Fluorine
Elementary fluorine probably is the strongest oxidizer
known. It is an exceedingly poisonous and exceedingly corrosive very pale yellow gas,
which eats virtually everything, including such inert things as glass and hard
plastics. Elementary fluorine even is capable of attacking the inert gasses
xenon and krypton and it can oxidize elementary oxygen to a positive oxidation
state!
Fluorine can only be prepared and handled with great
difficulty and there are only few labs in the world, which have the equipment
and expertise to do research, involving elementary fluorine. The home chemist
can only dream of this.
Compounds of fluorine frequently are remarkably inert,
especially when a completely fluorinated species is involved.
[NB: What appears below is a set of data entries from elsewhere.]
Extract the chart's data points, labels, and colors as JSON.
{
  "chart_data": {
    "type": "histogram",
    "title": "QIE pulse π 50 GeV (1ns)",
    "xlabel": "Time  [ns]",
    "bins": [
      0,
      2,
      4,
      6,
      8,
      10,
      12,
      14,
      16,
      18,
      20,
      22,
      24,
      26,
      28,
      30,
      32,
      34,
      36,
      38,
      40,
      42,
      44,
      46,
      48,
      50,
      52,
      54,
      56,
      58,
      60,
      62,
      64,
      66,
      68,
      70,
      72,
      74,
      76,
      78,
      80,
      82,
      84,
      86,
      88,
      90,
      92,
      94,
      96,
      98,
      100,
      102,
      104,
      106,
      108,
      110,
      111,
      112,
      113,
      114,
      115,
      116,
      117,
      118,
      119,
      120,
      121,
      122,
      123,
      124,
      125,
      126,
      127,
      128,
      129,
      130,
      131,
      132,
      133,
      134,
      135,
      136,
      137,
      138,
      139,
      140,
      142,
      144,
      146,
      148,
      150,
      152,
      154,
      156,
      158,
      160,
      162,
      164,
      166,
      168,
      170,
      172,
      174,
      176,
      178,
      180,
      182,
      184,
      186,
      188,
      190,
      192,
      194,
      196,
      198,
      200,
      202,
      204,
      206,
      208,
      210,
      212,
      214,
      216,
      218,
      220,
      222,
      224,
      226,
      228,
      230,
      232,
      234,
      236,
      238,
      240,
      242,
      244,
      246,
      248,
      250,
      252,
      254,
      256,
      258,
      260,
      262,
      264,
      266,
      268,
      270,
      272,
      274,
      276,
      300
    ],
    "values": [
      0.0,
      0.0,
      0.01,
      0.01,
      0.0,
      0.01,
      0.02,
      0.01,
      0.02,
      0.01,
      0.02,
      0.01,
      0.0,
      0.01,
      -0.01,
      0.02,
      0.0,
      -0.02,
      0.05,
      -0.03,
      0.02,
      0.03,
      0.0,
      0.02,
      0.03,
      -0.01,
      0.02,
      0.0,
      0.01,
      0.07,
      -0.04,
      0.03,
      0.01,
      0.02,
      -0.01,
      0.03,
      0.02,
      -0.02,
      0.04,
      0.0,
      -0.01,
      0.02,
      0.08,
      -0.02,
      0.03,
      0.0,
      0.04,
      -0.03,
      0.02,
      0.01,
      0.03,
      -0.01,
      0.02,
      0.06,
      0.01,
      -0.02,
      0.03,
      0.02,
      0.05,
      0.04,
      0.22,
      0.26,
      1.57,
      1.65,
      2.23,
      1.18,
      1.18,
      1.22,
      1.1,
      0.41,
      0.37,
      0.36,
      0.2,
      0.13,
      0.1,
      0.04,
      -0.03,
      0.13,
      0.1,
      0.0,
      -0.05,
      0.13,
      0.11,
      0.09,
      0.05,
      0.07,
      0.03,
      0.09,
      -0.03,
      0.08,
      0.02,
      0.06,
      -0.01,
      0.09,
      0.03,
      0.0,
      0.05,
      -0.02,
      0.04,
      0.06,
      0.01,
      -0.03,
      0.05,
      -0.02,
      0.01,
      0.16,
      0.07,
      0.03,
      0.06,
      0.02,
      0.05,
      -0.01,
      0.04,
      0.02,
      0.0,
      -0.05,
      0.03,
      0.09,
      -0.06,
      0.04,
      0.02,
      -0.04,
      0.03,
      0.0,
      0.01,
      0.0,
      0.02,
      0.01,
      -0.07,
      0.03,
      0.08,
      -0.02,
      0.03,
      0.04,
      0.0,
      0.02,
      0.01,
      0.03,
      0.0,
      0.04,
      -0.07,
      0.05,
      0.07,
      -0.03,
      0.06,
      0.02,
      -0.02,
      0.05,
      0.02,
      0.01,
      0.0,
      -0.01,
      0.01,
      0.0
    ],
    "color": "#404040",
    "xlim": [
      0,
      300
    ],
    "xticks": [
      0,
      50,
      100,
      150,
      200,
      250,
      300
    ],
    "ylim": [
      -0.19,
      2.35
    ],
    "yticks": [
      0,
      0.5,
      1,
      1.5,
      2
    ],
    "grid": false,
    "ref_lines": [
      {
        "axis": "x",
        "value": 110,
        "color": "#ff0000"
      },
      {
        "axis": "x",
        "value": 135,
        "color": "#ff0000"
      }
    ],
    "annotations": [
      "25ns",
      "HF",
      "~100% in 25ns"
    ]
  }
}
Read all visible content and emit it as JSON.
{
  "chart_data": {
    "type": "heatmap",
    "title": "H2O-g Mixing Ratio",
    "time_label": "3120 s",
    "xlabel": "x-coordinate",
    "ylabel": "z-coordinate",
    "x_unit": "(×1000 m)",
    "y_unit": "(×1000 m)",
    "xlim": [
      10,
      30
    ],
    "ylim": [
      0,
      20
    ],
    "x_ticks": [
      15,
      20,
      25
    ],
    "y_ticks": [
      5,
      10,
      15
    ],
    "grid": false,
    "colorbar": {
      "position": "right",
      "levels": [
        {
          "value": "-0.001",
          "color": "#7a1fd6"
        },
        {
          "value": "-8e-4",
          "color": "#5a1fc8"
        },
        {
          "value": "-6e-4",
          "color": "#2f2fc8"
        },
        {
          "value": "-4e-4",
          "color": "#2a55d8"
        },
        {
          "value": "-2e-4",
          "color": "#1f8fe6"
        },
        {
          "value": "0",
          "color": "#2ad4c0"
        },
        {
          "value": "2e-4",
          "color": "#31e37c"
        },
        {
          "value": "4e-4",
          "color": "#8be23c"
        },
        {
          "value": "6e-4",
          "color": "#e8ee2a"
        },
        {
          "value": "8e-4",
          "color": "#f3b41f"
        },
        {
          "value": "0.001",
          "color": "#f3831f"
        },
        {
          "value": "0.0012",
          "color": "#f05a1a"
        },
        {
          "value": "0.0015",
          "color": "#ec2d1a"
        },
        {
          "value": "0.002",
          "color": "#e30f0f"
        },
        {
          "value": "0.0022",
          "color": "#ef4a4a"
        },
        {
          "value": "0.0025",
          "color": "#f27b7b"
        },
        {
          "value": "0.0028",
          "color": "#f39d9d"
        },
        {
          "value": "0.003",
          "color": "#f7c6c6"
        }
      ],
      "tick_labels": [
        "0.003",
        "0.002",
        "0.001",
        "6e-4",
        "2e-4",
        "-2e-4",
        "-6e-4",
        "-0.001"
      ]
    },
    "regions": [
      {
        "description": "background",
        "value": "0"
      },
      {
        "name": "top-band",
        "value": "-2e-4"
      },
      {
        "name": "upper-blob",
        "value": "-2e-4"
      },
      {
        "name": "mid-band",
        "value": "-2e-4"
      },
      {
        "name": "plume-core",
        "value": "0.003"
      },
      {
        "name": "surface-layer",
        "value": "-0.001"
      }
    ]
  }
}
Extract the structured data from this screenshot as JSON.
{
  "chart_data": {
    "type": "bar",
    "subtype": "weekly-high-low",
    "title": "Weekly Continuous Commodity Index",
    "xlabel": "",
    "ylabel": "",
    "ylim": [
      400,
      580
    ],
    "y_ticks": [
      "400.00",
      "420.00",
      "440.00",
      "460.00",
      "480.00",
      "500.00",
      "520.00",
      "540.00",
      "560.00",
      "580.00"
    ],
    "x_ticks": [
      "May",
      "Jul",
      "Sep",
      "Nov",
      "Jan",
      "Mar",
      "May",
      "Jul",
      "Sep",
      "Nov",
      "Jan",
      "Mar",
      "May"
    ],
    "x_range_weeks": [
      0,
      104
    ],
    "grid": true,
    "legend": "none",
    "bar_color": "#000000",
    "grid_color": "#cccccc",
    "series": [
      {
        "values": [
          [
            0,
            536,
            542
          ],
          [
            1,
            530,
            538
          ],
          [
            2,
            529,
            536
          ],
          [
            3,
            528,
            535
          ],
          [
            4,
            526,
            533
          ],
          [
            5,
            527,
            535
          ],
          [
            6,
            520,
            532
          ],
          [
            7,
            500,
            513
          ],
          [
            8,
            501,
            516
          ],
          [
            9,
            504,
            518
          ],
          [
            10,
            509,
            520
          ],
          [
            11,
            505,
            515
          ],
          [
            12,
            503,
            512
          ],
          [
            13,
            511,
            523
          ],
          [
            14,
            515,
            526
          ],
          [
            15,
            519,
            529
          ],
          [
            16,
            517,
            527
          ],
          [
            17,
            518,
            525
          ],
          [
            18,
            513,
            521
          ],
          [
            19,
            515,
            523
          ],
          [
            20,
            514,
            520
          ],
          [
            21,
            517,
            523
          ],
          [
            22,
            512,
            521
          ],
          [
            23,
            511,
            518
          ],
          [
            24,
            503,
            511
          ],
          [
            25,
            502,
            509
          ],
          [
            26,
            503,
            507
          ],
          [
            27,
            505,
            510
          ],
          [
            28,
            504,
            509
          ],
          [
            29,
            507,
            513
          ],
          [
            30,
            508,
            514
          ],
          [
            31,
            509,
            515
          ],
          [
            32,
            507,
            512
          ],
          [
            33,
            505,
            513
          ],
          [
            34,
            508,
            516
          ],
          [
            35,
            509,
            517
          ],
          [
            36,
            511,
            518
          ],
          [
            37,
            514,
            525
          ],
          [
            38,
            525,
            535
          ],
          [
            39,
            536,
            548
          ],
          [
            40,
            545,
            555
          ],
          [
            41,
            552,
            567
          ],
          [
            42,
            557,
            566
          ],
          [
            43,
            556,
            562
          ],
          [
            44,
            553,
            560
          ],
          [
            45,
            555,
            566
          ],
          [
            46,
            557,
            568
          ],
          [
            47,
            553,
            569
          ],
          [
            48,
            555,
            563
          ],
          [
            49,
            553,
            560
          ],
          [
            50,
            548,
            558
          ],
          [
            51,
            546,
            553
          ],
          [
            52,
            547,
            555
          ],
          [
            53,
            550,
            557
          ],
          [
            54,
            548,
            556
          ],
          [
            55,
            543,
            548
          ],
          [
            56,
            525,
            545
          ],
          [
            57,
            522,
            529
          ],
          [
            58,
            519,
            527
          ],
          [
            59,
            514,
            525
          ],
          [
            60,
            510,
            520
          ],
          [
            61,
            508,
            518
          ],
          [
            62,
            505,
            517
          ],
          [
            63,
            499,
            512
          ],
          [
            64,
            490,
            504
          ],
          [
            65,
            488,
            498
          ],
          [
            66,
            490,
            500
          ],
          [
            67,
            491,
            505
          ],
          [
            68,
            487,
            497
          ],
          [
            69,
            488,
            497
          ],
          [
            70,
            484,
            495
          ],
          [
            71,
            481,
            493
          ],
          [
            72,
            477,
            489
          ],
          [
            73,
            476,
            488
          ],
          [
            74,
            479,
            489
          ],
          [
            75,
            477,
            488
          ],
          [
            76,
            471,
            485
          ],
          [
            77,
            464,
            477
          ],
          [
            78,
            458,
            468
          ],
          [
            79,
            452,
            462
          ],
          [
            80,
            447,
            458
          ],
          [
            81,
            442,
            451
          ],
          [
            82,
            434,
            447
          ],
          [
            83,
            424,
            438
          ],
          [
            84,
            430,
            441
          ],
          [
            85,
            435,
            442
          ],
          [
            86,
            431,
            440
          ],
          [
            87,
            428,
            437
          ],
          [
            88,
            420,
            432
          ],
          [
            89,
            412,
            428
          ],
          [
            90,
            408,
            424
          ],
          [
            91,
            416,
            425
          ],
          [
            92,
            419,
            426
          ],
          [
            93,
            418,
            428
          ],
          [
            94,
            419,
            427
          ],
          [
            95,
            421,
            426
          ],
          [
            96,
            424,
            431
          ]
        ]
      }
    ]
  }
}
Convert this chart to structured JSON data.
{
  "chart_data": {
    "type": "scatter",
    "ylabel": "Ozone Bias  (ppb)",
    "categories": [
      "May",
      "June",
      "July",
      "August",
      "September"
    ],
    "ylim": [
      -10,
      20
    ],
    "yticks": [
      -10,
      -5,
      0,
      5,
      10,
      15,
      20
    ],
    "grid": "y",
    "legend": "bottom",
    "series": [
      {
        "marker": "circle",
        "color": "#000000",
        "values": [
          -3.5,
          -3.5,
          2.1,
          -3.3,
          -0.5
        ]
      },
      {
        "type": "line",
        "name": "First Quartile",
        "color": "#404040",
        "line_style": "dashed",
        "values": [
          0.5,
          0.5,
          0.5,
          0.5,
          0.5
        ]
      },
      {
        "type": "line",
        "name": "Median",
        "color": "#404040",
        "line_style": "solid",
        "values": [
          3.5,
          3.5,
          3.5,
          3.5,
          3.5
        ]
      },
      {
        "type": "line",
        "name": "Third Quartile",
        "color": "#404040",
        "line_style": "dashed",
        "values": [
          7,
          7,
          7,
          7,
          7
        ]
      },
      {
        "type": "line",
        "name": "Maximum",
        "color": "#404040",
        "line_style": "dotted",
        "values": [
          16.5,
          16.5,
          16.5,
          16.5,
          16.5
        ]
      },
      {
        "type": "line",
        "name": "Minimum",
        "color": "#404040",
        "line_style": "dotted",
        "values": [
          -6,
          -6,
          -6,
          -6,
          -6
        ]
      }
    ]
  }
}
Examples of this
are NF3, CF4, SF6. Higher strongly fluorinated
carbon-fluorine compounds also are remarkably inert, teflon being a well-known
nice example.
On the other hand, ionic fluorides and hydrofluoric acid
are quite dangerous and very reactive. Despite of the fact that hydrofluoric
acid is a weak acid (it is only weakly ionized in aqueous solution), it is among
the most dangerous mineral acids. It produces exceedingly painful wounds and
even dilute solutions must be handled with great respect.
Fluorides are moderately interesting from the point of
view of the home chemist. Fluorine has no aqueous redox chemistry, but it is
interesting as a ligand in many coordination complexes.
Hydrofluoric acid
should not be present in the average home lab. The benefits of using this
compound really are not worth the risks of storing and handling this acid.